Эта книга получилась бы совершенно иной без Сергея Ушакина. Моя центральная концепция сформировалась в ходе наших многочисленных дискуссий о советской культуре и обществе, теории аффекта, материальности, субъективности и личности, производстве знания. Его комментарии помогли мне отточить ключевые концепции и теоретическую основу работы. Его аналитический взгляд как теоретика и практика советских и постсоветских исследований, желание помочь и умение щедро делиться своими необъятными познаниями были для меня ценными уроками.

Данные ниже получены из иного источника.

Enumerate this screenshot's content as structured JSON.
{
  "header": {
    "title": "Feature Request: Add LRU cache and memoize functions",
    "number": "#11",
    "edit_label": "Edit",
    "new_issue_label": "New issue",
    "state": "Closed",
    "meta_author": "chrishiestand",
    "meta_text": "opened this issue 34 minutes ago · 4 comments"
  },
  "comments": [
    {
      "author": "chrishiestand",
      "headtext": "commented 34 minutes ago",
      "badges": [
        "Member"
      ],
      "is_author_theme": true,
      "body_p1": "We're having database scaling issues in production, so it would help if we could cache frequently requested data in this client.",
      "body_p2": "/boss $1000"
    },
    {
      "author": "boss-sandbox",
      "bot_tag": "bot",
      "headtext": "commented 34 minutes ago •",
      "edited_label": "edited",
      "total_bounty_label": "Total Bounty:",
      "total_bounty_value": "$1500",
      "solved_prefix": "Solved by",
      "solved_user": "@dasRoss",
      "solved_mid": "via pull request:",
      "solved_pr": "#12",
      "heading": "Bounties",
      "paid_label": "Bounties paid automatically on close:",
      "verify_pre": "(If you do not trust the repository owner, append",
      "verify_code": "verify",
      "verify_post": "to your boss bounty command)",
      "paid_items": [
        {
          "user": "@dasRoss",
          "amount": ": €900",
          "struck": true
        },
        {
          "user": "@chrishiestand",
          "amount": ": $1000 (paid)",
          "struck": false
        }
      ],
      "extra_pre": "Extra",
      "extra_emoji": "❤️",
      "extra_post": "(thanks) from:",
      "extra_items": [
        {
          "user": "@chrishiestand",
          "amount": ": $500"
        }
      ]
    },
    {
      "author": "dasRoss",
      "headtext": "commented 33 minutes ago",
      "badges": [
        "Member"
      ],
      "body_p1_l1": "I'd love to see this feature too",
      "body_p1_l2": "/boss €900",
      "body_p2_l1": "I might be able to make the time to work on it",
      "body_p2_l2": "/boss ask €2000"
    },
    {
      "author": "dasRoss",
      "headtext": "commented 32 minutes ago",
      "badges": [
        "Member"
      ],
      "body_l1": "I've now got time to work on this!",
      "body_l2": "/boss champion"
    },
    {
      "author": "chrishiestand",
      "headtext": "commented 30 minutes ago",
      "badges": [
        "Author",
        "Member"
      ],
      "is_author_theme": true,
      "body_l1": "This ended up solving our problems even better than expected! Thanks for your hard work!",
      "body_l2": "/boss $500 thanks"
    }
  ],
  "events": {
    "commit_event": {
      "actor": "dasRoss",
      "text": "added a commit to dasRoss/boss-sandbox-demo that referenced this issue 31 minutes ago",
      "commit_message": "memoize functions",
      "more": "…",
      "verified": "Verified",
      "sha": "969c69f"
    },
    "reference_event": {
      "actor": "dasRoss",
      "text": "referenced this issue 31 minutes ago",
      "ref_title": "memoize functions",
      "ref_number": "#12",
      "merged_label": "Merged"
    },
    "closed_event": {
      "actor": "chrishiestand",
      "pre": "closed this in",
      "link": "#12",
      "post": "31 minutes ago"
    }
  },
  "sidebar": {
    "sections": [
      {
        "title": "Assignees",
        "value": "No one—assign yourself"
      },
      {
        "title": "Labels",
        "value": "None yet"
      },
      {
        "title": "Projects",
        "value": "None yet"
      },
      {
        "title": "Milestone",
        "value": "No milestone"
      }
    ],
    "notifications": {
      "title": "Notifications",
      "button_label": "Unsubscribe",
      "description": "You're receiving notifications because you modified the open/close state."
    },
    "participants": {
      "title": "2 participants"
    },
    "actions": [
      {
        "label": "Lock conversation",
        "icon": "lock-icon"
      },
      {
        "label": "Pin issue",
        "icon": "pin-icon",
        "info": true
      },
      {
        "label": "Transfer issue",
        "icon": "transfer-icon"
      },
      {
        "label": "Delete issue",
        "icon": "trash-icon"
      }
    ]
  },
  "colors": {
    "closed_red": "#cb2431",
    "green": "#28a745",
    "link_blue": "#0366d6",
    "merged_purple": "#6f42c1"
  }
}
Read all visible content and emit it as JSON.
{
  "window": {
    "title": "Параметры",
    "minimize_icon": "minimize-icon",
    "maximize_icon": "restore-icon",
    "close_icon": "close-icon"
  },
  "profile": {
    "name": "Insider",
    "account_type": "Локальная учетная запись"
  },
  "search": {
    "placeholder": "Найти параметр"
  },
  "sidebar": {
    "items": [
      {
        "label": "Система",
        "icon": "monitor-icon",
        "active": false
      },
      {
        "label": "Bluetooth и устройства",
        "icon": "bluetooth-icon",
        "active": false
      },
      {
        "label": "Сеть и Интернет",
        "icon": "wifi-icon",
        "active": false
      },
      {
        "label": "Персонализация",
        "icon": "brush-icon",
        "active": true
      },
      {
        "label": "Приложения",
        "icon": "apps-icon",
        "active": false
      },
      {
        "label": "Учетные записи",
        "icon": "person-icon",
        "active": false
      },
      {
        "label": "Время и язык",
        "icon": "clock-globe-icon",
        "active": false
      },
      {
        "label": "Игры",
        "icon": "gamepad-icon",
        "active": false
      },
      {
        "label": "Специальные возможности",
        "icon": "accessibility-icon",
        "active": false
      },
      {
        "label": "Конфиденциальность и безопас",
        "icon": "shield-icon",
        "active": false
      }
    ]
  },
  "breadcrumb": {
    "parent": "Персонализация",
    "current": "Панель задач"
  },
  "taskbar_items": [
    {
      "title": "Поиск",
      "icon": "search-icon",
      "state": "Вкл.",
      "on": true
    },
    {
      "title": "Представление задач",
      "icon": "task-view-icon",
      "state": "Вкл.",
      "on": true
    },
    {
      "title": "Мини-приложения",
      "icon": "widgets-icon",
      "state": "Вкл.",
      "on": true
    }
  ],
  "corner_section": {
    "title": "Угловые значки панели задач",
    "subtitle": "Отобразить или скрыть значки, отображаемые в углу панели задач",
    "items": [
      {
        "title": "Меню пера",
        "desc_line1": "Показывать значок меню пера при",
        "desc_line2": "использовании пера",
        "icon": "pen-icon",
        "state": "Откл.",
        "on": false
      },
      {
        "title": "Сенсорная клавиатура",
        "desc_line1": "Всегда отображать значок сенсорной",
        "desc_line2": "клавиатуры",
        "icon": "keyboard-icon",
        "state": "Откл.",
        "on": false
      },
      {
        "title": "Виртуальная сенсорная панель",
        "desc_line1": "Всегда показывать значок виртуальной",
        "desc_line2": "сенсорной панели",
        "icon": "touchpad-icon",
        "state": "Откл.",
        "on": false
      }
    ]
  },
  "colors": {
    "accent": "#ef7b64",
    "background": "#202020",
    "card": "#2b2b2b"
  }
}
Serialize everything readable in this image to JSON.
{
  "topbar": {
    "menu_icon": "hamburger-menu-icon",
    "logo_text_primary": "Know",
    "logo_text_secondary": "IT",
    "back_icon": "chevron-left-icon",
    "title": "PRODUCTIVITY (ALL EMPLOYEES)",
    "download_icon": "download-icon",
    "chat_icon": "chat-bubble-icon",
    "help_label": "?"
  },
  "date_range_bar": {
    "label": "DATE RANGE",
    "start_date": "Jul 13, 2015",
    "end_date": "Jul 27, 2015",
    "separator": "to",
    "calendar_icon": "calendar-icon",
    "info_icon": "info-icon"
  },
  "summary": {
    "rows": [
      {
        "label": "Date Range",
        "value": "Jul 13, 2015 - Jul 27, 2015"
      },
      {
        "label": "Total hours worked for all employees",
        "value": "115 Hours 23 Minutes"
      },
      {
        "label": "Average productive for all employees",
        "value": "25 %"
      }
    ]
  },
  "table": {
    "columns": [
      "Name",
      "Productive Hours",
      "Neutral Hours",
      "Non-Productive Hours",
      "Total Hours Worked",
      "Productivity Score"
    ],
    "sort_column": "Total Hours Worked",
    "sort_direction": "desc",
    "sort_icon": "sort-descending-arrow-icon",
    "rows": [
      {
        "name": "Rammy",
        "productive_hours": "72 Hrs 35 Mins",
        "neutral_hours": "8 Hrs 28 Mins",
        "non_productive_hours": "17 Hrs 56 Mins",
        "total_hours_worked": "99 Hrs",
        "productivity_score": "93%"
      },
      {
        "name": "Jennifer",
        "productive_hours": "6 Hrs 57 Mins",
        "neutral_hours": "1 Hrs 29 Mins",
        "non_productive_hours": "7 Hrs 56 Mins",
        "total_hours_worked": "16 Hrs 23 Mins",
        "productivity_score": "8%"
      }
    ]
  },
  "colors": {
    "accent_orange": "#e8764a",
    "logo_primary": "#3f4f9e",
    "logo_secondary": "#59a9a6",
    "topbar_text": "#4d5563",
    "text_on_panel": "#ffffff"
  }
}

Работу над книгой, занявшую почти десять лет, существенно облегчили помощь и поддержка многих людей по обе стороны Атлантики. Я благодарю Юлию Обертрайс, Дитмара Нойтатца, Виллибальда Штайнметца и Михеля Абессера в Германии; Екатерину Емельянцеву-Коллер в Швейцарии; Катриону Келли, Ольгу Смоляк и Ника Барона в Великобритании; Маркку Кангаспуро, Симо Микконена, Марию Ляхтеенмяки и Пию Койвунен в Финляндии; Ларса Элениуса и Матса-Улофа Ульссона в Швеции; Халлварда Тьелмеланда в Норвегии. Анастасия Федотова, Анатолий Пинский и Зинаида Васильева были внимательными слушателями и конструктивными критиками в Санкт-Петербурге. Книга во многом опирается на исследования истории Русского Севера, которыми я занимался ранее в Петрозаводском государственном университете, и я хочу выразить благодарность моим коллегам: Ирине Такале, Сергею Веригину, Александру Антощенко, Илье Соломещу, Дмитрию Четвертному, Евгению Каменеву и Александру Толстикову. Я особенно признателен Александру Осипову, взявшему для меня несколько интервью. В разное время я получил ценные комментарии по поводу своих теорий и отдельных фрагментов книги от Дмитрия Громова, Евгения Ефремкина, Ивонн Хауэлл, Драгана Куюнджича, Элейны Лемон, Алексея Попова, Тадео Лимы, Марко Думанчича, Бенджамина Сатклиффа, Адама Франка, Брайана Уилсона и Перри Шерауза. Также я благодарен двум анонимным рецензентам и Роджеру Хэйдону из издательства Cornell University Press за отклики, которые помогли мне на финальном – самом важном – этапе доработки книги.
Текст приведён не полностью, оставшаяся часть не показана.